City looks south to grow

New sewage plant not necessary for extending city past Wakarusa River, consultant says

City officials have one fewer reason to put the brakes on growth south of the Wakarusa River.

Sewer service, long considered to be an expensive hindrance to southern development, could be extended to serve 20,000 people south of the river by 2025, a consultant said Wednesday.

Carl McElwee, Lawrence, prepares to spread straw along the shoulders of a drainage ditch that runs through his property. McElwee owns the land where the Oak Grove Estates housing development, just south of the intersection of North 1056 Road and East 1326 Road, is in the process of selling lots. City, county and school officials were told Wednesday that extending sewer service south of the Wakarusa River wouldn't be the arduous engineering and infrastructure feat previously imagined.

Now officials must decide if they want to extend the city’s sewer system.

“I think it’s inevitable we’re going to jump the Wakarusa River in that time frame,” said City Commissioner David Dunfield. “The alternative is to grow more densely than we are now (north of the Wakarusa), and I don’t sense much sentiment for that.”

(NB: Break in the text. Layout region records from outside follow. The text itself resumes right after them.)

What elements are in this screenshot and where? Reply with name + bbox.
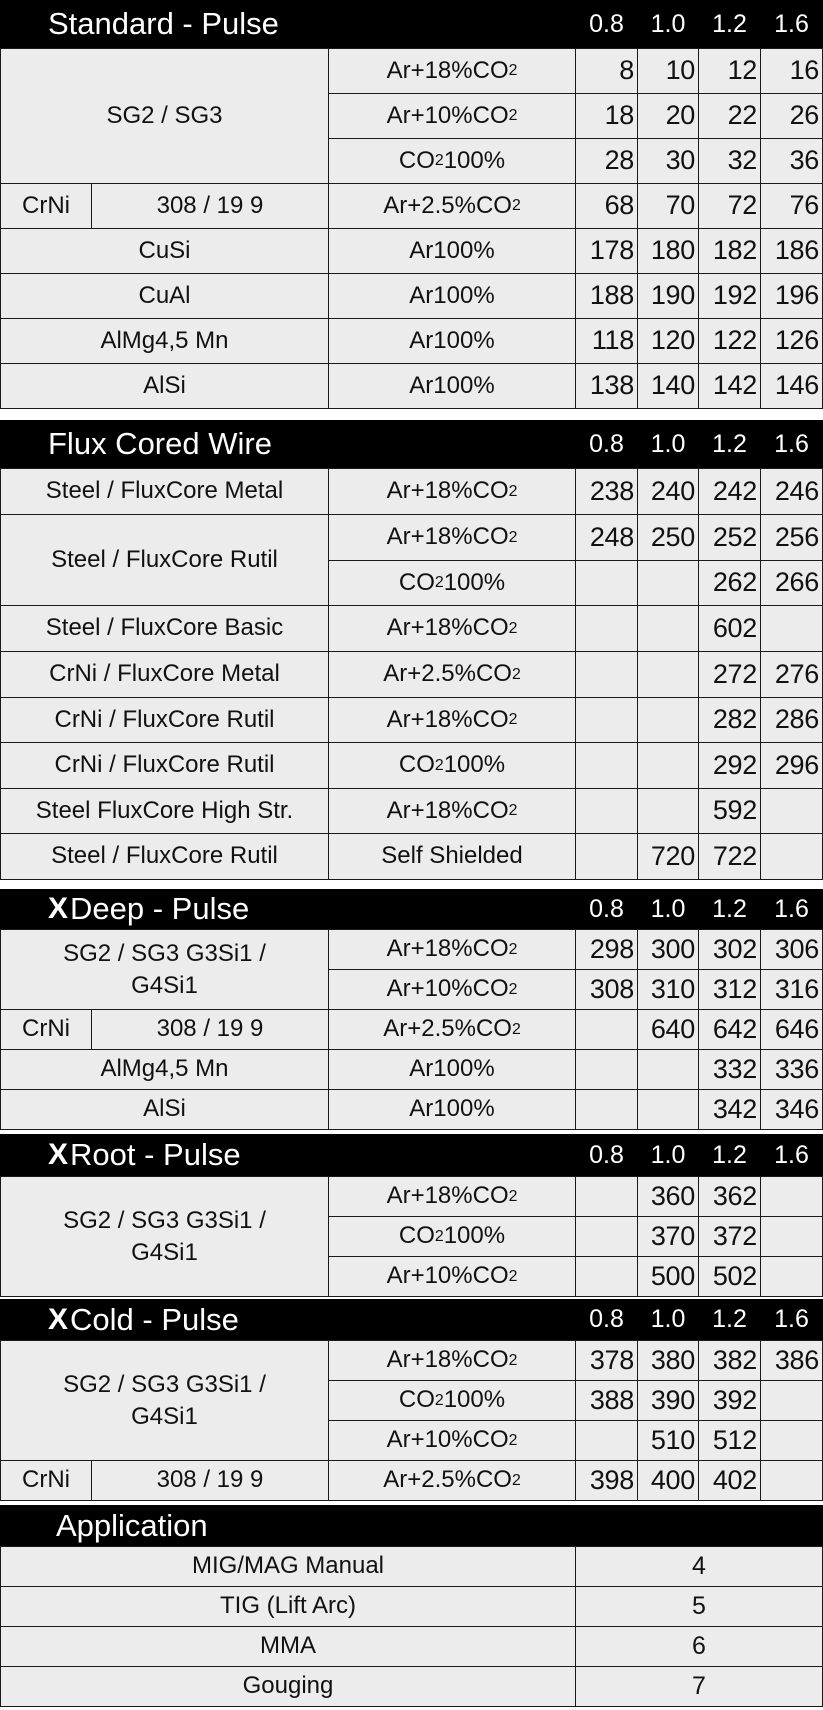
program-number-cell: 370	[637, 1216, 699, 1257]
shielding-gas-cell: Ar100%	[328, 273, 576, 319]
application-title: Application	[56, 1507, 208, 1543]
material-cell: 308 / 19 9	[91, 183, 329, 229]
application-label-cell: Gouging	[0, 1666, 576, 1707]
shielding-gas-cell: Ar+18%CO 2	[328, 48, 576, 94]
program-number-cell: 282	[698, 697, 761, 743]
wire-diameter-header: 1.0	[650, 429, 686, 458]
program-number-cell: 70	[637, 183, 699, 229]
program-number-cell: 118	[575, 318, 638, 364]
program-number-cell: 266	[760, 560, 823, 606]
material-cell: CuSi	[0, 228, 329, 274]
section-title-text: Deep - Pulse	[70, 891, 250, 926]
program-number-cell: 316	[760, 969, 823, 1010]
program-number-cell: 248	[575, 514, 638, 561]
program-number-cell: 388	[575, 1380, 638, 1421]
program-number-cell	[575, 788, 638, 834]
program-number-cell: 372	[698, 1216, 761, 1257]
shielding-gas-cell: CO 2 100%	[328, 560, 576, 606]
program-number-cell: 298	[575, 929, 638, 970]
program-number-cell: 342	[698, 1089, 761, 1130]
shielding-gas-cell: CO 2 100%	[328, 1380, 576, 1421]
program-number-cell: 262	[698, 560, 761, 606]
program-number-cell	[575, 1256, 638, 1297]
program-number-cell	[637, 605, 699, 652]
program-number-cell: 142	[698, 363, 761, 409]
program-number-cell: 300	[637, 929, 699, 970]
program-number-cell	[575, 1089, 638, 1130]
wire-diameter-header: 0.8	[589, 1305, 624, 1333]
program-number-cell: 276	[760, 651, 823, 698]
program-number-cell: 720	[637, 833, 699, 880]
section-header	[0, 1299, 823, 1340]
program-number-cell: 196	[760, 273, 823, 319]
program-number-cell	[575, 742, 638, 789]
program-number-cell: 140	[637, 363, 699, 409]
application-label-cell: MIG/MAG Manual	[0, 1546, 576, 1587]
program-number-cell: 392	[698, 1380, 761, 1421]
program-number-cell: 178	[575, 228, 638, 274]
program-number-cell	[637, 560, 699, 606]
program-number-cell: 30	[637, 138, 699, 184]
program-number-cell	[760, 833, 823, 880]
section-header	[0, 0, 823, 48]
shielding-gas-cell: CO 2 100%	[328, 742, 576, 789]
program-number-cell	[760, 1256, 823, 1297]
program-number-cell	[575, 1176, 638, 1217]
material-group-cell: CrNi	[0, 1460, 92, 1501]
program-number-cell	[760, 1420, 823, 1461]
section-header	[0, 1134, 823, 1176]
program-number-cell	[637, 788, 699, 834]
program-number-cell	[760, 605, 823, 652]
wire-diameter-header: 1.2	[712, 894, 747, 923]
shielding-gas-cell: Ar+18%CO 2	[328, 468, 576, 515]
application-value-cell: 4	[575, 1546, 823, 1587]
wire-diameter-header: 0.8	[589, 1140, 624, 1169]
shielding-gas-cell: Ar+10%CO 2	[328, 93, 576, 139]
program-number-cell: 386	[760, 1340, 823, 1381]
program-number-cell: 20	[637, 93, 699, 139]
program-number-cell: 250	[637, 514, 699, 561]
shielding-gas-cell: Ar+10%CO 2	[328, 969, 576, 1010]
material-cell: Steel / FluxCore Metal	[0, 468, 329, 515]
program-number-cell: 302	[698, 929, 761, 970]
shielding-gas-cell: Self Shielded	[328, 833, 576, 880]
material-cell: SG2 / SG3 G3Si1 / G4Si1	[0, 1176, 329, 1297]
application-value-cell: 6	[575, 1626, 823, 1667]
program-number-cell: 502	[698, 1256, 761, 1297]
program-number-cell: 180	[637, 228, 699, 274]
section-title-text: Standard - Pulse	[48, 6, 279, 41]
application-value-cell: 5	[575, 1586, 823, 1627]
program-number-cell: 500	[637, 1256, 699, 1297]
program-number-cell: 138	[575, 363, 638, 409]
program-number-cell: 346	[760, 1089, 823, 1130]
program-number-cell: 188	[575, 273, 638, 319]
program-number-cell: 186	[760, 228, 823, 274]
material-group-cell: CrNi	[0, 183, 92, 229]
shielding-gas-cell: CO 2 100%	[328, 138, 576, 184]
wire-diameter-header: 1.6	[774, 9, 809, 38]
wire-diameter-header: 1.6	[774, 1140, 809, 1169]
wire-diameter-header: 1.6	[774, 429, 809, 458]
program-number-cell: 332	[698, 1049, 761, 1090]
wire-diameter-header: 0.8	[589, 429, 624, 458]
section-title	[48, 1134, 241, 1176]
program-number-cell: 12	[698, 48, 761, 94]
shielding-gas-cell: Ar100%	[328, 228, 576, 274]
program-number-cell: 292	[698, 742, 761, 789]
material-cell: SG2 / SG3 G3Si1 / G4Si1	[0, 929, 329, 1010]
section-title	[48, 0, 279, 48]
material-cell: Steel / FluxCore Basic	[0, 605, 329, 652]
material-cell: 308 / 19 9	[91, 1460, 329, 1501]
shielding-gas-cell: Ar+18%CO 2	[328, 605, 576, 652]
program-number-cell: 398	[575, 1460, 638, 1501]
program-number-cell	[575, 1216, 638, 1257]
program-number-cell: 22	[698, 93, 761, 139]
shielding-gas-cell: Ar+18%CO 2	[328, 1176, 576, 1217]
program-number-cell: 336	[760, 1049, 823, 1090]
shielding-gas-cell: Ar100%	[328, 318, 576, 364]
program-number-cell: 122	[698, 318, 761, 364]
program-number-cell: 382	[698, 1340, 761, 1381]
material-cell: AlSi	[0, 1089, 329, 1130]
program-number-cell	[575, 1049, 638, 1090]
program-number-cell	[637, 1089, 699, 1130]
shielding-gas-cell: Ar+18%CO 2	[328, 514, 576, 561]
program-number-cell: 308	[575, 969, 638, 1010]
material-group-cell: CrNi	[0, 1009, 92, 1050]
program-number-cell: 312	[698, 969, 761, 1010]
program-number-cell: 512	[698, 1420, 761, 1461]
shielding-gas-cell: Ar+18%CO 2	[328, 788, 576, 834]
shielding-gas-cell: Ar+2.5%CO 2	[328, 1460, 576, 1501]
program-number-cell	[637, 742, 699, 789]
wire-diameter-header: 0.8	[589, 9, 624, 38]
program-number-cell: 380	[637, 1340, 699, 1381]
program-number-cell: 32	[698, 138, 761, 184]
shielding-gas-cell: Ar+2.5%CO 2	[328, 183, 576, 229]
material-cell: CuAl	[0, 273, 329, 319]
program-number-cell	[575, 697, 638, 743]
x-logo-mark: X	[48, 1302, 69, 1336]
x-logo-mark: X	[48, 1138, 69, 1171]
wire-diameter-header: 1.2	[712, 429, 747, 458]
program-number-cell: 36	[760, 138, 823, 184]
program-number-cell: 402	[698, 1460, 761, 1501]
material-cell: 308 / 19 9	[91, 1009, 329, 1050]
application-value-cell: 7	[575, 1666, 823, 1707]
material-cell: CrNi / FluxCore Rutil	[0, 697, 329, 743]
program-number-cell: 120	[637, 318, 699, 364]
wire-diameter-header: 1.0	[650, 1140, 686, 1169]
program-number-cell	[760, 788, 823, 834]
program-number-cell: 240	[637, 468, 699, 515]
program-number-cell	[760, 1380, 823, 1421]
program-number-cell	[637, 697, 699, 743]
program-number-cell: 76	[760, 183, 823, 229]
application-header	[0, 1505, 823, 1546]
program-number-cell: 8	[575, 48, 638, 94]
program-number-cell: 18	[575, 93, 638, 139]
wire-diameter-header: 1.2	[712, 9, 747, 38]
program-number-cell: 192	[698, 273, 761, 319]
program-number-cell: 286	[760, 697, 823, 743]
material-cell: CrNi / FluxCore Metal	[0, 651, 329, 698]
application-label-cell: MMA	[0, 1626, 576, 1667]
program-number-cell	[637, 1049, 699, 1090]
program-number-cell	[637, 651, 699, 698]
program-number-cell	[575, 1420, 638, 1461]
program-number-cell: 592	[698, 788, 761, 834]
section-title-text: Root - Pulse	[70, 1137, 241, 1172]
program-number-cell	[575, 1009, 638, 1050]
material-cell: SG2 / SG3 G3Si1 / G4Si1	[0, 1340, 329, 1461]
program-number-cell: 72	[698, 183, 761, 229]
program-number-cell: 296	[760, 742, 823, 789]
section-title	[48, 420, 272, 468]
material-cell: Steel / FluxCore Rutil	[0, 833, 329, 880]
program-number-cell: 246	[760, 468, 823, 515]
material-cell: CrNi / FluxCore Rutil	[0, 742, 329, 789]
program-number-cell: 390	[637, 1380, 699, 1421]
shielding-gas-cell: Ar+18%CO 2	[328, 1340, 576, 1381]
section-title-text: Cold - Pulse	[70, 1301, 239, 1337]
program-number-cell: 238	[575, 468, 638, 515]
program-number-cell: 10	[637, 48, 699, 94]
program-number-cell: 272	[698, 651, 761, 698]
program-number-cell: 642	[698, 1009, 761, 1050]
program-number-cell	[575, 651, 638, 698]
section-title	[48, 1299, 239, 1340]
program-number-cell	[760, 1216, 823, 1257]
program-number-cell: 510	[637, 1420, 699, 1461]
shielding-gas-cell: CO 2 100%	[328, 1216, 576, 1257]
wire-diameter-header: 1.6	[774, 894, 809, 923]
program-number-cell: 256	[760, 514, 823, 561]
shielding-gas-cell: Ar100%	[328, 1049, 576, 1090]
shielding-gas-cell: Ar100%	[328, 1089, 576, 1130]
material-cell: AlMg4,5 Mn	[0, 318, 329, 364]
program-number-cell: 182	[698, 228, 761, 274]
material-cell: Steel FluxCore High Str.	[0, 788, 329, 834]
shielding-gas-cell: Ar+10%CO 2	[328, 1420, 576, 1461]
shielding-gas-cell: Ar100%	[328, 363, 576, 409]
program-number-cell: 640	[637, 1009, 699, 1050]
program-number-cell	[760, 1460, 823, 1501]
program-number-cell: 306	[760, 929, 823, 970]
program-number-cell: 28	[575, 138, 638, 184]
program-number-cell: 252	[698, 514, 761, 561]
wire-diameter-header: 1.0	[650, 1305, 686, 1333]
shielding-gas-cell: Ar+2.5%CO 2	[328, 651, 576, 698]
program-number-cell: 646	[760, 1009, 823, 1050]
program-number-cell: 68	[575, 183, 638, 229]
program-number-cell: 602	[698, 605, 761, 652]
wire-diameter-header: 1.0	[650, 894, 686, 923]
material-cell: AlSi	[0, 363, 329, 409]
section-title-text: Flux Cored Wire	[48, 426, 272, 461]
wire-diameter-header: 1.0	[650, 9, 686, 38]
application-label-cell: TIG (Lift Arc)	[0, 1586, 576, 1627]
program-number-cell: 126	[760, 318, 823, 364]
shielding-gas-cell: Ar+10%CO 2	[328, 1256, 576, 1297]
program-number-cell	[575, 605, 638, 652]
program-number-cell	[575, 560, 638, 606]
program-number-cell: 26	[760, 93, 823, 139]
shielding-gas-cell: Ar+18%CO 2	[328, 697, 576, 743]
material-cell: SG2 / SG3	[0, 48, 329, 184]
program-number-cell: 310	[637, 969, 699, 1010]
program-number-cell: 146	[760, 363, 823, 409]
x-logo-mark: X	[48, 892, 69, 925]
wire-diameter-header: 1.2	[712, 1305, 747, 1333]
program-number-cell: 378	[575, 1340, 638, 1381]
section-title	[48, 889, 249, 929]
shielding-gas-cell: Ar+2.5%CO 2	[328, 1009, 576, 1050]
program-number-cell: 362	[698, 1176, 761, 1217]
program-number-cell	[575, 833, 638, 880]
material-cell: AlMg4,5 Mn	[0, 1049, 329, 1090]
wire-diameter-header: 1.2	[712, 1140, 747, 1169]
program-number-cell: 400	[637, 1460, 699, 1501]
wire-diameter-header: 1.6	[774, 1305, 809, 1333]
wire-diameter-header: 0.8	[589, 894, 624, 923]
section-header	[0, 889, 823, 929]
section-header	[0, 420, 823, 468]
program-number-cell	[760, 1176, 823, 1217]
program-number-cell: 722	[698, 833, 761, 880]
material-cell: Steel / FluxCore Rutil	[0, 514, 329, 606]
program-number-cell: 16	[760, 48, 823, 94]
program-number-cell: 360	[637, 1176, 699, 1217]
program-number-cell: 190	[637, 273, 699, 319]
shielding-gas-cell: Ar+18%CO 2	[328, 929, 576, 970]
program-number-cell: 242	[698, 468, 761, 515]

His comments came after a joint meeting of the Lawrence school board, Lawrence City Commission and Douglas County Commission. Officials heard from Matt Schultze of the engineering firm Black & Veatch.

He said a Wakarusa River treatment plant to serve southern residents would not, as officials had assumed, be necessary.

The city could extend service south of the river and connect it to an existing wastewater treatment plant in East Lawrence.

But the costs, which Schultze wouldn’t specify, would be similar whether a new Wakarusa plant was built or if the sewers were connected to the current system.

“It’s in the ballpark,” he said. “We will provide a plan for 20,000 people south of the Wakarusa, either way.”

Planning Director Linda Finger urged officials to decide quickly if they would extend city development regulations south of the Wakarusa. Residential developments are popping up in the area under more lenient rural standards, she said, that would prove costly to taxpayers if they became part of the city.

“You can see the pattern that’s developing,” she said.

After the meeting, Lawrence Chamber of Commerce President Bill Sepic agreed regulation was needed.

“There’s certainly some planning issues there,” he said.

And he said Lawrence was more naturally growing west, which doesn’t have the same number of rural residential developments in the path of city growth as in the south.

“You’d have to direct growth to the south,” he said. “It would have to be an initiative.”

Schultze said officials should decide relatively quickly. It would take between five and seven years to plan and build a sewage plant on the Wakarusa River. City and county officials said they would discuss the issue at future meetings, but they didn’t give a timeline.

“These decisions need to be made now,” said County Administrator Craig Weinaug. “Not today, but in the time frame we’re in now.”